"Perfection," a life long unattainable struggle sought after by the world's majority. My own life was greatly affected by that strive to reach the ever so non-existent state of what I considered to be "perfect." All my life I have struggled with my need for perfection. I have always found it necessary to achieve perfect grades, perfect relationships, etc., so it was not a big shock when I found myself at age 14 struggling to achieve the perfect body.

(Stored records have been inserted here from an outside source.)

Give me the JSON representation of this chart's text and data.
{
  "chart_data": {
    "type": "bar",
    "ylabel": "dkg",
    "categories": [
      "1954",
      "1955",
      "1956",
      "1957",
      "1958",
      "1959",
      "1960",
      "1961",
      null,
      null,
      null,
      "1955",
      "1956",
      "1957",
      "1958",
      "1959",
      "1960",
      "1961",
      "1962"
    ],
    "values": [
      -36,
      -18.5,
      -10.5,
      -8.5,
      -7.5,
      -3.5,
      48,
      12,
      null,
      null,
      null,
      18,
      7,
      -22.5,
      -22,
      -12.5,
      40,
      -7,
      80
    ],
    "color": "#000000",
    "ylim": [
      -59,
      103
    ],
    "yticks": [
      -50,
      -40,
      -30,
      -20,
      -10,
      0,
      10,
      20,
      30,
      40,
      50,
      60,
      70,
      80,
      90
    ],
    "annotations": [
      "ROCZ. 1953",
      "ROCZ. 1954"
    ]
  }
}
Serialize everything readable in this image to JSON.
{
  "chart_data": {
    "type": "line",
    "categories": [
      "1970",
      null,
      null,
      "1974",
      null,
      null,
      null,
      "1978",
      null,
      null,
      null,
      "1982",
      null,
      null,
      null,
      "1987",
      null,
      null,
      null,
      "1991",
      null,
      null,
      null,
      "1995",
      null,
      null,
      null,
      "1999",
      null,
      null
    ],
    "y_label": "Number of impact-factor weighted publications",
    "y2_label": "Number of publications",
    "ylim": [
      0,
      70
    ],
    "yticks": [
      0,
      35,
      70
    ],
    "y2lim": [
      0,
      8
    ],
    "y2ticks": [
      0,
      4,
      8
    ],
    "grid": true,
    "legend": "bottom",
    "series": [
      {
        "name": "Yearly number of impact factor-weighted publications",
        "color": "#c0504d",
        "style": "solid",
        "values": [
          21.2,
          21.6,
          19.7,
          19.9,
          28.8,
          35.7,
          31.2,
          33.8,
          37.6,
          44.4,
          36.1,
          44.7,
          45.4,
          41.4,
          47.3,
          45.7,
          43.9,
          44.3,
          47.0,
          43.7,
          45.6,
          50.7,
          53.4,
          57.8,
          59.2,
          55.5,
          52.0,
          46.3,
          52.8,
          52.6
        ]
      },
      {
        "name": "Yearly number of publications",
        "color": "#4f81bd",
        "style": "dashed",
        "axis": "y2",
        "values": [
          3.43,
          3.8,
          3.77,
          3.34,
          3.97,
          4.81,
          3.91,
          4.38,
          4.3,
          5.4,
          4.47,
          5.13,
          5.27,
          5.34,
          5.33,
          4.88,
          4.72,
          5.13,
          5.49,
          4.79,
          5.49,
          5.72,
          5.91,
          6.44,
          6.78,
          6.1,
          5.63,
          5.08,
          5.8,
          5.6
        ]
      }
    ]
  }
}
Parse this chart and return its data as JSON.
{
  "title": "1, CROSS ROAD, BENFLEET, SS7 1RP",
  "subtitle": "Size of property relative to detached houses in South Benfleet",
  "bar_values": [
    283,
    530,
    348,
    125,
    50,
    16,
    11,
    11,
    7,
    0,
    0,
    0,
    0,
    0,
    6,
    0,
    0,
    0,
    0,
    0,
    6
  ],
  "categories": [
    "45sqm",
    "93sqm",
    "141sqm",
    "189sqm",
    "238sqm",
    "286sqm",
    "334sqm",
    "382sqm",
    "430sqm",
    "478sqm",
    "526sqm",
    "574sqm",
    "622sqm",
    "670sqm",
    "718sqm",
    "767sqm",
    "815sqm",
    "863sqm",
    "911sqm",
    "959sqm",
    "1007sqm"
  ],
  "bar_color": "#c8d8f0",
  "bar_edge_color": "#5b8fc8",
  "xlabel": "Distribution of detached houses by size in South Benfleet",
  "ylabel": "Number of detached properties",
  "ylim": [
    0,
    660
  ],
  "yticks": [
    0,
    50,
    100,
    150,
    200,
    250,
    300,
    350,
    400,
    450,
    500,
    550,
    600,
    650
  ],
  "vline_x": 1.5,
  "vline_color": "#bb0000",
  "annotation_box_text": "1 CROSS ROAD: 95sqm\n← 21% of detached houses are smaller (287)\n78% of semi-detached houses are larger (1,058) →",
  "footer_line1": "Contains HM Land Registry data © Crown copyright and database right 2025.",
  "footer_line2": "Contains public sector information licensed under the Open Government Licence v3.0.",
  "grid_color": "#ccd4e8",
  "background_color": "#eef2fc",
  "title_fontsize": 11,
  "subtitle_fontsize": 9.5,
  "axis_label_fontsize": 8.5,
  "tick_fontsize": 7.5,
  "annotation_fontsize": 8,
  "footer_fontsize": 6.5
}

"I just want to be skinny," I thought to myself. Everyone I came across that was happy also possessed the quality of thinness; so I figured if I lost weight, I would be happier and people would pay attention to me more. It seemed like I had it all; a loving family, friends, intelligence, but, in my eyes that was not enough. I needed to be thin. I longed for it. At the beginning of my eight-grade year, I weighed 147 pounds. I had never really thought of myself as being fat, but I knew I was not the thinnest person in the world. Sometime during the course of that year, I started to lose weight. I did not do it on purpose, it just sort of happened. By the time I graduated eight-grade, I had lost about 10 pounds without meaning to. My friends were starting to notice and were telling how much better I looked. It still did not occur to me that there was anything different. When I learned that I lost 10 pounds, I just dismissed the news and figured the scale was wrong. It was over the summer problems started. I began to realize how much better it was to be thin and I felt a lot happier about myself. .
When I started high school, I was down to 123 pounds and was feeling great until I realized how much thinner everyone was compared to me. It was then I realized I wanted to lose more weight. My friends started to get concerned about me. They kept making me eat and one even went as far as to bring me to an eating disorder clinic. They thought that would cure me but it did not help any.